By Yash Bisht
Students at Lewis & Clark have been abandoning their footwear for years. Fall 2018 seems to be a great time for embracing the pleasures of walking about barefoot. One might assume that students have decided to walk around without footwear because of the unexpected clear skies or some spiritual inclinations. In fact, the barefoot culture at LC has always been a subculture at LC. However, some shoe wearing students find the practice concerning. Arista Engineer ’19 shares these concerns.
“Do they know the health risks involved?” Engineer said. “Doesn’t it hurt them because our campus is so uneven? I’m not sure that it’s necessarily healthy.”
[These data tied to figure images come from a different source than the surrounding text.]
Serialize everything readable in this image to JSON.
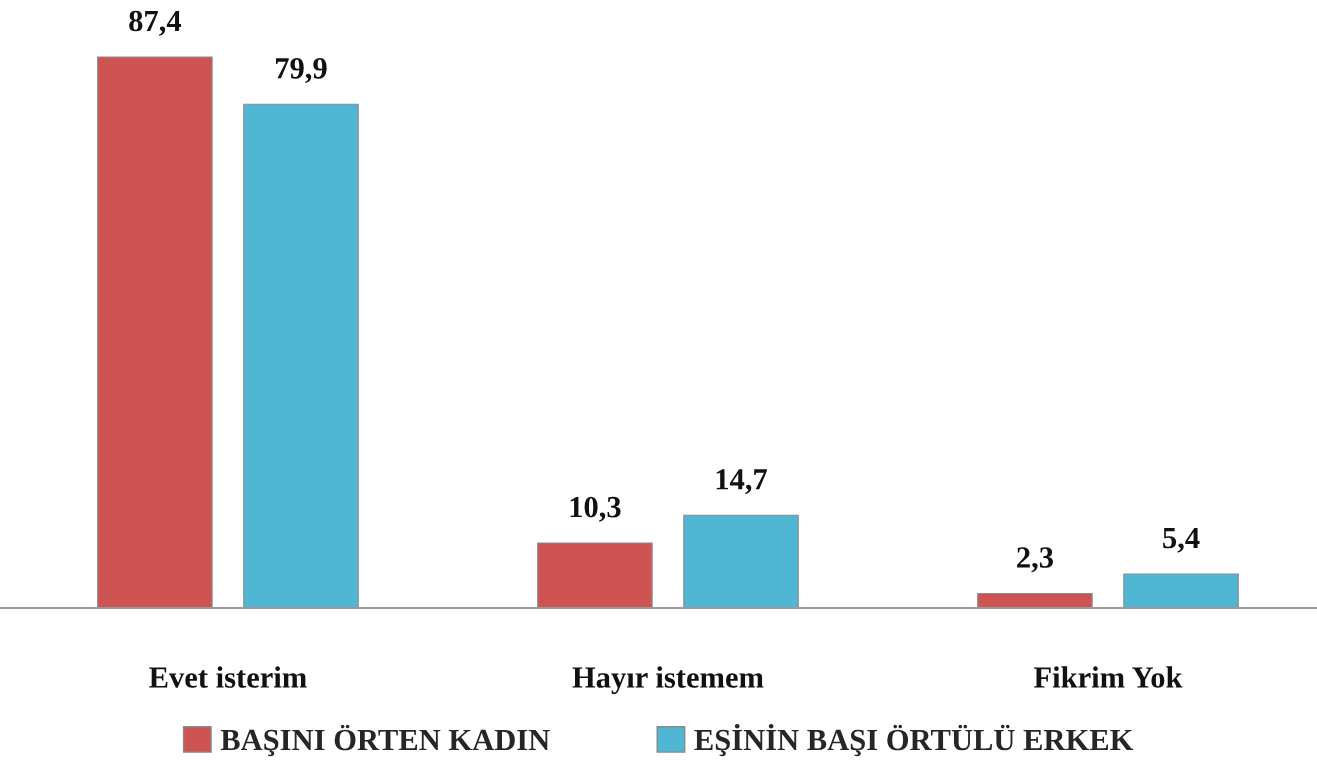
{
  "chart_data": {
    "type": "bar",
    "categories": [
      "Evet isterim",
      "Hayır istemem",
      "Fikrim Yok"
    ],
    "series": [
      {
        "name": "BAŞINI ÖRTEN KADIN",
        "color": "#cd5452",
        "values": [
          87.4,
          10.3,
          2.3
        ],
        "value_labels": [
          "87,4",
          "10,3",
          "2,3"
        ]
      },
      {
        "name": "EŞİNİN BAŞI ÖRTÜLÜ ERKEK",
        "color": "#4fb6d3",
        "values": [
          79.9,
          14.7,
          5.4
        ],
        "value_labels": [
          "79,9",
          "14,7",
          "5,4"
        ]
      }
    ],
    "legend": "bottom",
    "grid": false
  }
}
Sherlock Ortiz ’21 and Colin Crompton ’21 have been going barefoot recently. Ortiz started walking barefoot this semester. He hopes to carry this habit into the spring.
“For the most part, it’s because I try to swim a lot … as much as I can,” Ortiz said. “It’s really bothersome for me to put on socks after going swimming. It feels weird,”
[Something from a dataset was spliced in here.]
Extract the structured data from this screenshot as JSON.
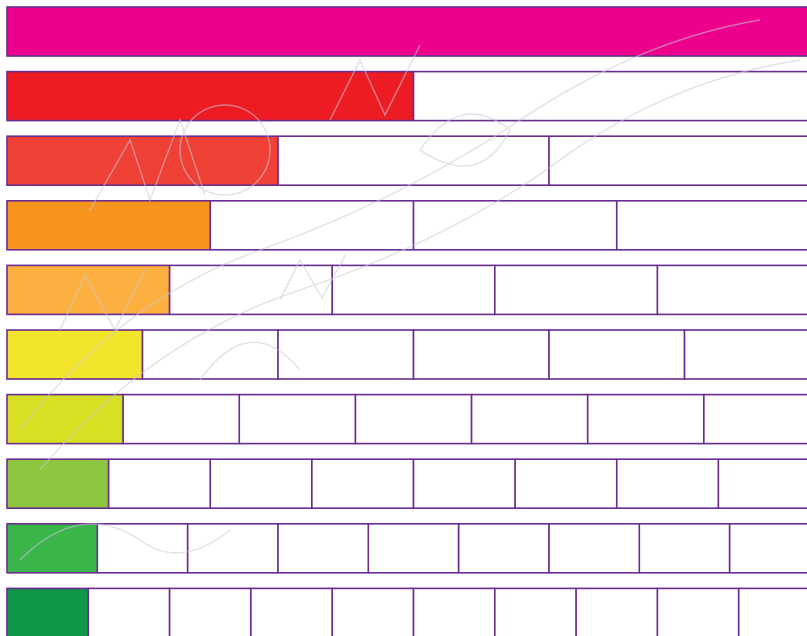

Ortiz carries around flip- flops that he wears at the Bon for sanitary reasons. Otherwise, he finds walking without shoes convenient. He doesn’t mind the feel of the mud or the wet pavements.
Ortiz finds the experience of going barefoot liberating but his reasons are not spiritual.
“Yes, I do kind of like the feel of the ground beneath my feet but that’s not the main reason why I do it,” Ortiz said. “It’s not to feel more of a connection with nature or anything. It’s just easier and if I need to move fast I have my flip -flops with me.”
Crompton has enjoyed walking barefoot since childhood and is accustomed to it. His family has always valued individuality and allowed him to express it as a child. Crompton doesn’t carry his shoes around because he finds them too heavy. The soles of his feet have toughened up over time and he doesn’t need boots in pleasant weather.
“Normally, it’s just a summertime thing for me. I end up losing my calluses during the winter,” Crompton said.
Crompton would recommend going barefoot to other LC students.
“I like how free it feels. While wearing shoes it always takes a fair amount of effort to run around and do all of that stuff. I think because when I do wear shoes they are really heavy boots, the contrast is greater. When I remove my shoes, suddenly, I don’t have all this weight on my feet and I just want to run around,” he said.
Like Ortiz, Crompton wears shoes in public dining halls due to sanitary reasons as well and does see some disadvantages in going barefoot as well.
“I have a few injuries because of not wearing shoes. I guess that’s the downside of it,” Crompton said.
Both Ortiz and Crompton believe that the pros outweigh the cons when it comes to barefootedness. The freedom and convenience of not wearing shoes is what has made barefoot culture a quirk of life at LC.